The ethylenically unsaturated monomer component of the invention comprises benzyl (meth)acrylate, cyclohexyl (meth)acrylate, or a mixture thereof. The ethylenically unsaturated monomer component may also include, without limitation, one or more vinyl monomers, acetoacetate (meth)acrylate monomers, acrylic monomers, allylic monomers, acrylamide monomers, vinyl esters including without limitation, vinyl acetate, vinyl propionate, vinyl butyrates, vinyl benzoates, vinyl isopropyl acetates, and similar vinyl esters, vinyl halides including without limitation, vinyl chloride, vinyl fluoride and vinylidene chloride, vinyl aromatic hydrocarbons including without limitation, styrene, methyl styrenes and similar longer alkyl styrenes, chlorostyrene, vinyl toluene, vinyl naphthalene, vinyl aliphatic hydrocarbon monomers including without limitation, alpha olefins such as for non-limiting example, ethylene, propylene, isobutylene, and cyclohexene, as well as conjugated dienes such as for non-limiting example, 1,3-butadiene, methyl-2-butadiene, 1,3-piperylene, 2,3 dimethyl butadiene, isoprene, cyclohexane, cyclopentadiene, dicyclopentadiene, and combinations thereof. Vinyl alkyl ethers may include without limitation, methyl vinyl ether, isopropyl vinyl ether, n-butyl vinyl ether, isobutyl vinyl ether, and combinations thereof. Acrylic monomers may include without limitation, monomers such as for non-limiting example, lower alkyl esters of acrylic or methacrylic acid having an alkyl ester portion other than methyl or ethyl containing about 3 to about 10 carbon atoms, as well as aromatic derivatives of acrylic and methacrylic acid. Acrylic monomers may include, for non-limiting example, butyl acrylate and methacrylate, propyl acrylate and methacrylate, 2-ethyl hexyl acrylate and methacrylate, cyclohexyl acrylate and methacrylate, decyl acrylate and methacrylate, isodecylacrylate and methacrylate, benzyl acrylate and methacrylate, butane diol dimethacrylate, various glycidyl ethers reacted with acrylic and methacrylic acids, hydroxyl alkyl acrylates and methacrylates such as without limitation, hydroxyethyl and hydroxy propyl acrylates and methacrylates, and amino acrylates and methacrylates, and combinations thereof. In some embodiments, the ethylenically unsaturated monomer component is present in an amount from about 1 to about 85 wt% of the polymer composition.

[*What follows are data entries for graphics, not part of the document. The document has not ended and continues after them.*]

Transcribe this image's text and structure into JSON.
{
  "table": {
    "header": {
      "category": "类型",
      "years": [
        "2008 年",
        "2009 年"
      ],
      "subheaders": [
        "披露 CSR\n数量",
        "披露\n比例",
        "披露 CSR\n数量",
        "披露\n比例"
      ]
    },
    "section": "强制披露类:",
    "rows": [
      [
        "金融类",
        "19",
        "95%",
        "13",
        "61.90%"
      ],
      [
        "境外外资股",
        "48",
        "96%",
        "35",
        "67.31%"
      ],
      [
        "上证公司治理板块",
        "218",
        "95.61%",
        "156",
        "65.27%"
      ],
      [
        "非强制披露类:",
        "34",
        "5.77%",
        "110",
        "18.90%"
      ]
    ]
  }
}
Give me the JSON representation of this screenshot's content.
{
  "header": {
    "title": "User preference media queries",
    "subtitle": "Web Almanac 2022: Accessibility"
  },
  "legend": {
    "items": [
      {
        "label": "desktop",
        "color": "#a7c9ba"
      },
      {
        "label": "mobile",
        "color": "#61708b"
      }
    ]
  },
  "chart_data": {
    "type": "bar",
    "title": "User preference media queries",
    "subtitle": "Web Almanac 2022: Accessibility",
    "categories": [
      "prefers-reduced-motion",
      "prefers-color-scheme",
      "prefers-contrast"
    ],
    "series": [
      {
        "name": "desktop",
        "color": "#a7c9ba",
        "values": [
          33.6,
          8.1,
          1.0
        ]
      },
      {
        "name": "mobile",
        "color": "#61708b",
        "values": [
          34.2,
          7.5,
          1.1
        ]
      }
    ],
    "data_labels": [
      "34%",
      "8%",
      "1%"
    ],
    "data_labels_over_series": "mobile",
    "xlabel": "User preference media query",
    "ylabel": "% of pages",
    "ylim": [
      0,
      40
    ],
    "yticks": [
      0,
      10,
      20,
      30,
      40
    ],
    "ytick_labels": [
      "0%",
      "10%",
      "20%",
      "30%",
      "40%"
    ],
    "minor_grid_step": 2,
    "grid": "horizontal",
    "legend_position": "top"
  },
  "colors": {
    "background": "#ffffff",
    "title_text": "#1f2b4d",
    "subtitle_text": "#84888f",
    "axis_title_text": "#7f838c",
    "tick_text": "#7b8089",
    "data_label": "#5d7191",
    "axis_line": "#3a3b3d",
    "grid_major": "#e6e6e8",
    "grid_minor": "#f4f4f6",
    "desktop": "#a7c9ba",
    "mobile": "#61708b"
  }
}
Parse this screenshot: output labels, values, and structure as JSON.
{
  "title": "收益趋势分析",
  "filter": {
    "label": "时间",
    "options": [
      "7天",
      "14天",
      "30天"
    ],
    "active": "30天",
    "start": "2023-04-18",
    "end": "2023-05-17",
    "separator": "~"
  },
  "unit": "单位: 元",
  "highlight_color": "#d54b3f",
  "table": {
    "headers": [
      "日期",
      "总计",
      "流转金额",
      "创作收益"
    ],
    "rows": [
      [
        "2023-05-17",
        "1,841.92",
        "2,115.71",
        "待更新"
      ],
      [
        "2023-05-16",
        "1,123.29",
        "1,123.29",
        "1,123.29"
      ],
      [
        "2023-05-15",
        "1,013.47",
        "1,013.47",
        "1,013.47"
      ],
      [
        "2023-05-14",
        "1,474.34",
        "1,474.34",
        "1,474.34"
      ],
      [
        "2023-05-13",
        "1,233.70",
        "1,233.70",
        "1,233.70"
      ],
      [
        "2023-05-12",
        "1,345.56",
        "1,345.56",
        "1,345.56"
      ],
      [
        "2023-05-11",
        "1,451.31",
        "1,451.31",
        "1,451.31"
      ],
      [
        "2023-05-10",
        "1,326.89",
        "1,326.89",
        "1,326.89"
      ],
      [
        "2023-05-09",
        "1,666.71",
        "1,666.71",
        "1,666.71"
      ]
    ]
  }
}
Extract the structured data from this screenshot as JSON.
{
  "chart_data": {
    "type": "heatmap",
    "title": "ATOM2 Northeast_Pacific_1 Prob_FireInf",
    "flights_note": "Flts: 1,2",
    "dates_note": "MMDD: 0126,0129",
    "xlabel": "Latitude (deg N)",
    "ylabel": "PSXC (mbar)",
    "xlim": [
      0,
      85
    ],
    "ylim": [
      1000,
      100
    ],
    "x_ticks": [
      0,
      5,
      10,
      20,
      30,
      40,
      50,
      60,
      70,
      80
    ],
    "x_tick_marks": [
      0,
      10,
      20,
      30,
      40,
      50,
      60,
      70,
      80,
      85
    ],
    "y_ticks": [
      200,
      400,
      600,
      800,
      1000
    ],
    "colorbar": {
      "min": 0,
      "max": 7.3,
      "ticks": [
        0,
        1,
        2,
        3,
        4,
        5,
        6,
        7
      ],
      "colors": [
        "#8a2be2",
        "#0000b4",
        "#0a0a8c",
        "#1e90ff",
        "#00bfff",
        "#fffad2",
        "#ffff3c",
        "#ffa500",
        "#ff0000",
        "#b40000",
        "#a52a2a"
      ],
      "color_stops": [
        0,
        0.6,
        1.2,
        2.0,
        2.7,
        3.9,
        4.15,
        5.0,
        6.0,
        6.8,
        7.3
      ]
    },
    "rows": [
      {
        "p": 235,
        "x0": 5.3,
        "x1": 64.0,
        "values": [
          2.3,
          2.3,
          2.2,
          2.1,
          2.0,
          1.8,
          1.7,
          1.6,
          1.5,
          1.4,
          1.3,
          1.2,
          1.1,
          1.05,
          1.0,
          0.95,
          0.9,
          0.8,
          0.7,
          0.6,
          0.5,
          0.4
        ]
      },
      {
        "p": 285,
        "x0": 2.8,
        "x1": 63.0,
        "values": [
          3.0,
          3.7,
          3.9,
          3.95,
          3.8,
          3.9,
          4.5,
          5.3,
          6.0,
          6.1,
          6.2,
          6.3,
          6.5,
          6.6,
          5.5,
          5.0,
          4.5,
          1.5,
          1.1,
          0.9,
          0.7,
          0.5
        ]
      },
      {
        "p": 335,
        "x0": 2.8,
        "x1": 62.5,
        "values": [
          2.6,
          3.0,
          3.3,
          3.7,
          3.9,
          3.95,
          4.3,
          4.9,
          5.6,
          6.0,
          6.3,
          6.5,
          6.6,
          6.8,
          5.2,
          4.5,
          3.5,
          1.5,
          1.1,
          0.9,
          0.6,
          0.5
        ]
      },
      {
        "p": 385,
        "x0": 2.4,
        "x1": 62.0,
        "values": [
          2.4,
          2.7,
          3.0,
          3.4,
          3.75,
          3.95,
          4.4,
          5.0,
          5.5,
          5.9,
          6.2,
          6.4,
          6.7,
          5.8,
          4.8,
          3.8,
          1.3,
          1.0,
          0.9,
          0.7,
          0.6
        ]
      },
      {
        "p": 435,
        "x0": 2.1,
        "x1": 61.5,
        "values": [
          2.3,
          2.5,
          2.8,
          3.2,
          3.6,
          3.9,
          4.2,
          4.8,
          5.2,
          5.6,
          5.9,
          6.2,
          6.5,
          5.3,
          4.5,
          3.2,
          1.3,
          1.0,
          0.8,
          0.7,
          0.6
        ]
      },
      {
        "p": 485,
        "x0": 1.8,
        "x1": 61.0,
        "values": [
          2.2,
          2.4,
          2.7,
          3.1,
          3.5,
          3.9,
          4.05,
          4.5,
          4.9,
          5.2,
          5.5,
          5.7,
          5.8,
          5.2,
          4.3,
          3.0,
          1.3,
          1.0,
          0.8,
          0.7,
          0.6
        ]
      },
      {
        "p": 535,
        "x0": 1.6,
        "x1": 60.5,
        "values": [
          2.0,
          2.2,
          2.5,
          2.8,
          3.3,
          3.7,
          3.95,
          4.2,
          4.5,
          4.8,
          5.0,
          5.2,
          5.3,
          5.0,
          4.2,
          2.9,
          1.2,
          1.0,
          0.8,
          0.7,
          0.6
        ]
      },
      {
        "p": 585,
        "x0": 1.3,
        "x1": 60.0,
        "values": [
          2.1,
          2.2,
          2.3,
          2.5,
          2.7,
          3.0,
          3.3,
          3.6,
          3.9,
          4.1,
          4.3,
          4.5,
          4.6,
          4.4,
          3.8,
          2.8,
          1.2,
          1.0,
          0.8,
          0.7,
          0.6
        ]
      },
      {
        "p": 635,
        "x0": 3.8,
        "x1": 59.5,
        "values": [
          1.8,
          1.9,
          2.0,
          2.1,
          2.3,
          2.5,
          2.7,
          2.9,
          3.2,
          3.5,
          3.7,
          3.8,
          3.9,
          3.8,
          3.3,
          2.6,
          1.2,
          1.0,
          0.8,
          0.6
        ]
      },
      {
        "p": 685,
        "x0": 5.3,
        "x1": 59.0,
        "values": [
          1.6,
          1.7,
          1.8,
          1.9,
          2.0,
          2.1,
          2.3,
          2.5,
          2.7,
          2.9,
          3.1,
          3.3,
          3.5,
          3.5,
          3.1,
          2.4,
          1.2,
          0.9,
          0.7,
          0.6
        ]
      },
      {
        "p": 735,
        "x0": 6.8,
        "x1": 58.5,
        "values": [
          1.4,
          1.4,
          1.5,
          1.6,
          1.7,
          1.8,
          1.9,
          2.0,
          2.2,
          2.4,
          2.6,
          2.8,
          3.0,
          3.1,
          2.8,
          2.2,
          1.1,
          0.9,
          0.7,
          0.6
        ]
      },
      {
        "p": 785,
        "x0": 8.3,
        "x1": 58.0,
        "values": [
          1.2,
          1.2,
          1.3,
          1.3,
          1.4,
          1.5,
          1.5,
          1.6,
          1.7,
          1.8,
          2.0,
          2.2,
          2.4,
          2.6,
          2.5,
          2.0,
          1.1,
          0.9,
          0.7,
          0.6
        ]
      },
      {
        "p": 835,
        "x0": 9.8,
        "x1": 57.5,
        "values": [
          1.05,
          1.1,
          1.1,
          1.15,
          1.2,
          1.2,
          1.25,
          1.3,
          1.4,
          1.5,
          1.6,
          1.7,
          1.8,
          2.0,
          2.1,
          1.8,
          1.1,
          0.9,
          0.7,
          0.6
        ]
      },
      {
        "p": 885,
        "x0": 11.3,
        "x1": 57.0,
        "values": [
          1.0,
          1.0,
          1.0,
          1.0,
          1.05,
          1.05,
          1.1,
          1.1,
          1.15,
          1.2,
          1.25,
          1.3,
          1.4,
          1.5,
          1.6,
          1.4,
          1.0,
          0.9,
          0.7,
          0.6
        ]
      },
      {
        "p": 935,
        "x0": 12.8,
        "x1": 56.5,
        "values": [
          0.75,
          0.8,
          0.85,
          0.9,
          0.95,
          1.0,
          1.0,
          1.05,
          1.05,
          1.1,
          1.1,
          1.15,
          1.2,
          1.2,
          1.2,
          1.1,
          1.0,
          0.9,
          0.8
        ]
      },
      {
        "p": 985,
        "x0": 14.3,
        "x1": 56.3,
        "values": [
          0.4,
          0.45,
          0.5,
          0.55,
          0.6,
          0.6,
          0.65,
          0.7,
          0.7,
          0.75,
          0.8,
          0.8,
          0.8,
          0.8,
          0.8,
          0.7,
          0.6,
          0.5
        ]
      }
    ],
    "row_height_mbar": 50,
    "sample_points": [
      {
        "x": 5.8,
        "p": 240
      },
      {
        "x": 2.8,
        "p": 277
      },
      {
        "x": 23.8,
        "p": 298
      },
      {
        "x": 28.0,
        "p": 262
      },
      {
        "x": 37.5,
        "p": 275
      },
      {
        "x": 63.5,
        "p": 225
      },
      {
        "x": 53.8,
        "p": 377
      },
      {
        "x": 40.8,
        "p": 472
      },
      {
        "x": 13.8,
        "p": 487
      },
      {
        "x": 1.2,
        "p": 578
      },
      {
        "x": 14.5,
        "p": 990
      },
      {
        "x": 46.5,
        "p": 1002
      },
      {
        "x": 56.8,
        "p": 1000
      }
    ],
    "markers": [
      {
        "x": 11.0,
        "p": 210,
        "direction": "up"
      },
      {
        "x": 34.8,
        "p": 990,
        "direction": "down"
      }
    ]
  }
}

In some embodiments, the ethylenically unsaturated monomer component used to form the latex emulsion includes at least one multi-ethylenically unsaturated monomer component effective to raise the molecular weight and crosslink the polymer. Non-limiting examples of multi-ethylenically unsaturated monomer components include allyl (meth)acrylates, tripropylene glycol di(meth)acrylate, diethylene glycol di(meth)acrylate, ethylene glycol di(meth)acrylate, 1,6-hexanediol di(meth)acrylate, 1,3-butylene glycol (meth)acrylate, polyalkylene glycol di(meth)acrylate, diallyl phthalates, trimethylolpropane tri(meth)acrylate, divinylbenzene, divinyltoluene, trivinylbenzene, divinylnaphthalene, and combinations thereof. In some embodiments, the multi-ethylenically unsaturated monomer component is present in an amount from about 0.1 to about 10 wt% of the polymer composition.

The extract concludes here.